Usually at 9% hydrogen peroxide concentration, it is applied once daily after brushing and left on for at least 20 minutes up to an hour. Used for up to 2 weeks, this product works well for those that either do not have severely darkened teeth and/or do not consume stainers. Their lasting power, due to the fact that they are almost double what can be bought OTC, is much longer. Also, sensitivity is virtually nonexistent.
Whitening strips are made with higher concentrations as well, but the good harmless ones can only be prescribed by a dentist. These strips are used once daily for sixty minutes, then removed. Hydrogen peroxide, and, in its heated, activated form, carbamide peroxide, is at its most effective for about an hour, when it then lessens in its strength over time. Once again, lasting power is also longer, dependent on habits and oral hygiene.
Custom-made whitening trays was the first method of professional whitening, and still a proven way of achieving whiteness. Usually done for two weeks for an hour daily, the gel most often comes in syringes applied in the fold of the trays by the patient. A little bit goes a long way. I recommend applying it and inserting in the bathroom, where one can make sure the trays are in properly and there is not excess material on the gums outside of the trays. All the agent can do is blanch the gums, but then less should be used the following day.
The quickest and most convenient way to have teeth whitened is by having it done for you by a certified dental assistant. In about an hour, a whitening agent stimulated by mouth heat, UV light, or laser, leaches the deepest stains out. The source of activation, studies have shown, doesn’t really matter; all work about the same.
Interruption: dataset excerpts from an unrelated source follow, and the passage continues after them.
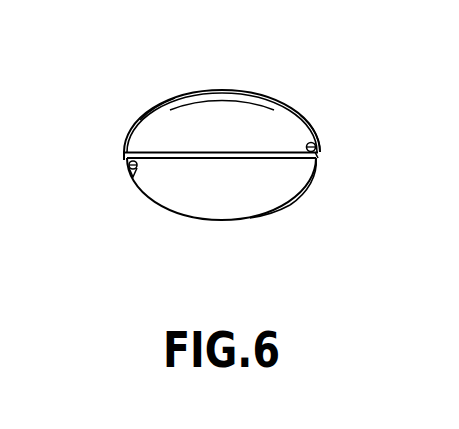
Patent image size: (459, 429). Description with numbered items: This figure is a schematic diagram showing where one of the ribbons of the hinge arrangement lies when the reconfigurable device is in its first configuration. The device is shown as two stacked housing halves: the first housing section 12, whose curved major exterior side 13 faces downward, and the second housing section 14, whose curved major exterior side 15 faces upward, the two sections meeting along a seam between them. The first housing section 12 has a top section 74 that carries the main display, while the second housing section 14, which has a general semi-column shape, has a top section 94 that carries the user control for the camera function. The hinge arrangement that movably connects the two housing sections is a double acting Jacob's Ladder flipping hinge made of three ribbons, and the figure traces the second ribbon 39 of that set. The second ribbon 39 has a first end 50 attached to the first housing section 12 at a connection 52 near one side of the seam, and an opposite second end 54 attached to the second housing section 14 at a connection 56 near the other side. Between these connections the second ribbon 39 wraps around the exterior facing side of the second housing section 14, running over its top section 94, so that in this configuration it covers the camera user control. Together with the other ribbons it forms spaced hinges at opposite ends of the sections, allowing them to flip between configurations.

The first housing section 12 is at (222, 192).
The major exterior side 13 is at (272, 212).
The second housing section 14 is at (253, 118).
The major exterior side 15 is at (303, 115).
The second ribbon 39 is at (168, 100).
The first end 50 is at (123, 162).
The connection 52 is at (132, 177).
The second end 54 is at (317, 146).
The connection 56 is at (318, 151).
The top section 74 is at (302, 192).
The top section 94 is at (220, 91).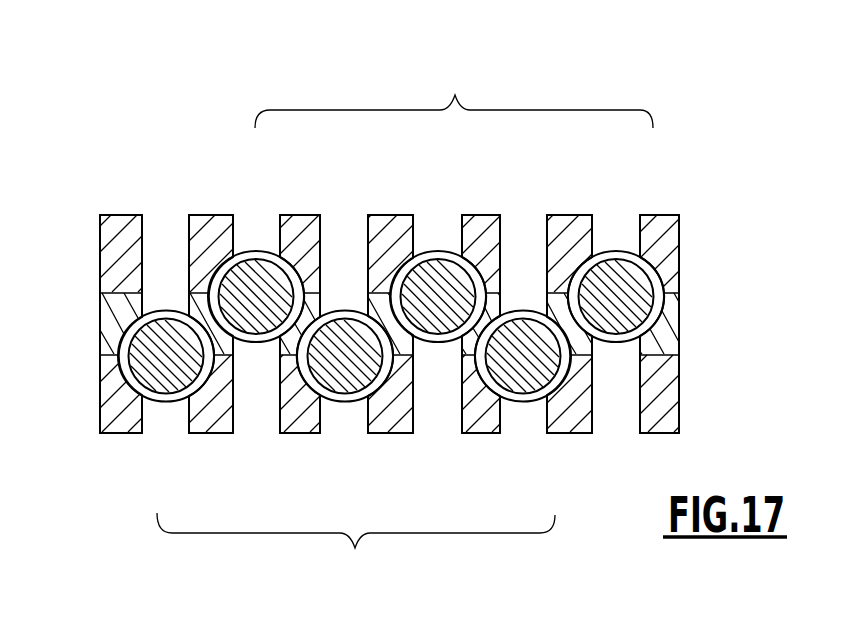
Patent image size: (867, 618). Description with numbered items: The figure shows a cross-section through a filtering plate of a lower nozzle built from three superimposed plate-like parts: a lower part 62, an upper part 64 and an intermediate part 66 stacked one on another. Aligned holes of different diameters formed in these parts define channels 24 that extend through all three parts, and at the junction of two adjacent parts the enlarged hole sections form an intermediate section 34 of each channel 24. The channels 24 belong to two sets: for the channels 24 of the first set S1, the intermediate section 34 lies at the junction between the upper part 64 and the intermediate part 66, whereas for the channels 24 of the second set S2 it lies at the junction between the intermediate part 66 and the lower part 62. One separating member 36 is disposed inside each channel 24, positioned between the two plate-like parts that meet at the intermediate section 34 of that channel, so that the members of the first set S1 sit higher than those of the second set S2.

The channel 24 is at (257, 224).
The intermediate section 34 is at (290, 268).
The separating member 36 is at (237, 272).
The lower part 62 is at (104, 395).
The upper part 64 is at (107, 254).
The intermediate part 66 is at (104, 317).
The first set S1 is at (454, 95).
The second set S2 is at (356, 548).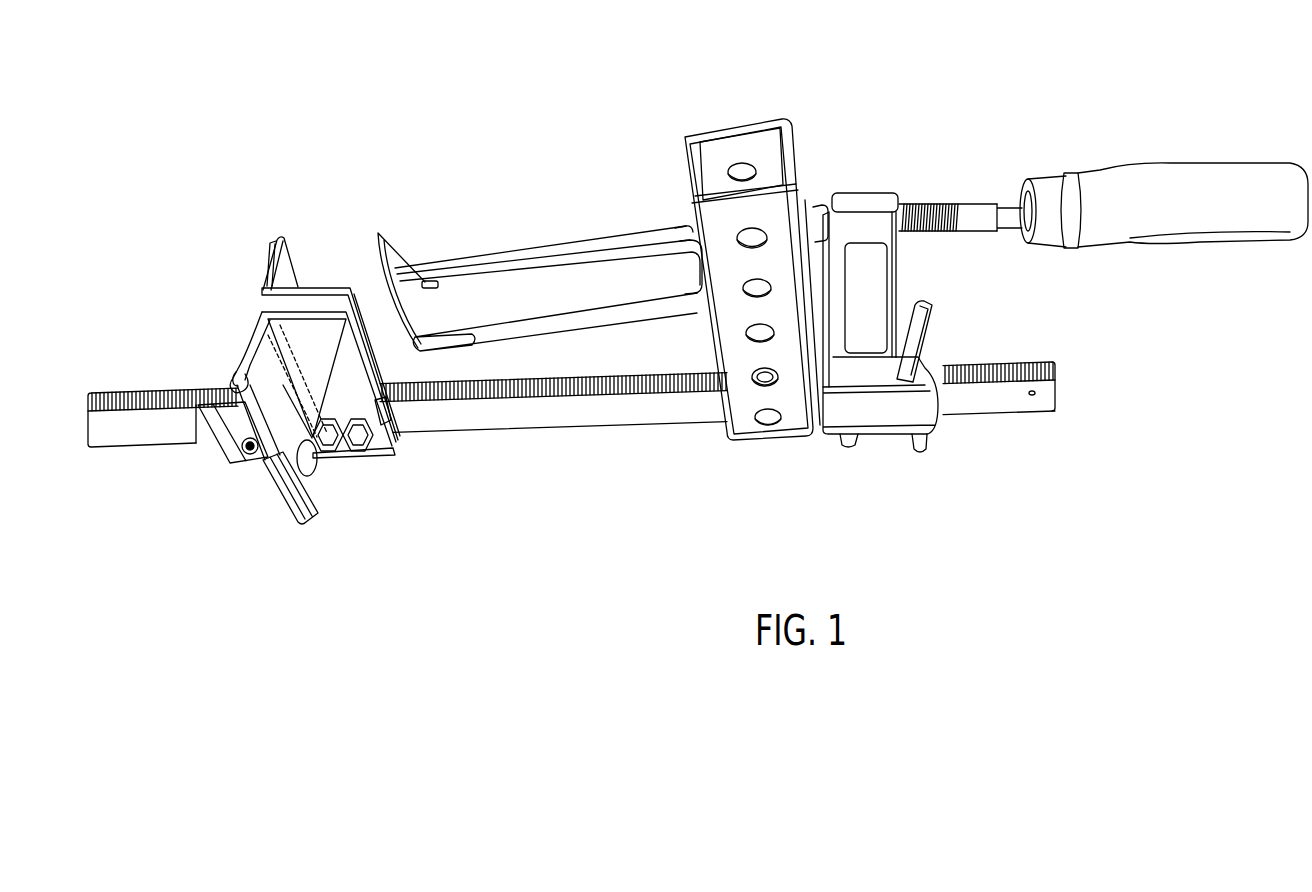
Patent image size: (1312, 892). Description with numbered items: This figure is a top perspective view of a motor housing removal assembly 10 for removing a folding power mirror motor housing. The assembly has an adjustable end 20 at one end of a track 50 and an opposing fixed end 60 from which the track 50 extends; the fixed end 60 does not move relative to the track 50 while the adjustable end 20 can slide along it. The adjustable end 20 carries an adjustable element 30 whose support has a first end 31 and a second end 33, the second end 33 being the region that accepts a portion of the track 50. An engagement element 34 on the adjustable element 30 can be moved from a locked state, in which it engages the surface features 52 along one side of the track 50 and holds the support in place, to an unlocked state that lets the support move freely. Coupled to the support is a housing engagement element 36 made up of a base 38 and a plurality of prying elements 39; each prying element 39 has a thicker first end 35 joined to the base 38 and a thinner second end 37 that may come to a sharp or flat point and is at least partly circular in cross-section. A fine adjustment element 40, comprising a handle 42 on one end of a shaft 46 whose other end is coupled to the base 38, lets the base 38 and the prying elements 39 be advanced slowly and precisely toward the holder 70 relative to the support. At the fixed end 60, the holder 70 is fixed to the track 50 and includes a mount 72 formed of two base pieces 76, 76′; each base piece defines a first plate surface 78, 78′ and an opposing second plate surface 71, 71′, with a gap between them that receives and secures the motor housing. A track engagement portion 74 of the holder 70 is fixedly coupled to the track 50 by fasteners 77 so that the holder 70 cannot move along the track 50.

This is usually combined with one of the above professional whitening products, to continue and maintain the whitening process. Some in-office whitening procedures require using the custom-made acrylic trays before the whitening appointment. I have a TV with cable and movies to keep patients entertained, but most these days use their smartphones or iPads.
Veneers are the most permanent way of keeping teeth white, no matter the habit. Lab-made, veneers (or laminates) are irreversible restorations that are applied to either prepared or, in special situations, non-prepared teeth through a bonding technique. Patients can pick color, size, and shape. If taken care of properly, I have some patients with ceramic/porcelain veneers that have lasted over 30 years.
Insurance does not pay for any of the above procedures, since both whitening and veneers are considered aesthetic procedures only. Prices range from about $40 for the whitening pen and strips to up to $700 for the combination method of professional in-office whitening. The latest studies say whitening over time produces the best and the longest lasting results, but I truly believe it depends on the patient and the type of stain. When in doubt, ask a dentist what is the best way to go for you. Good luck!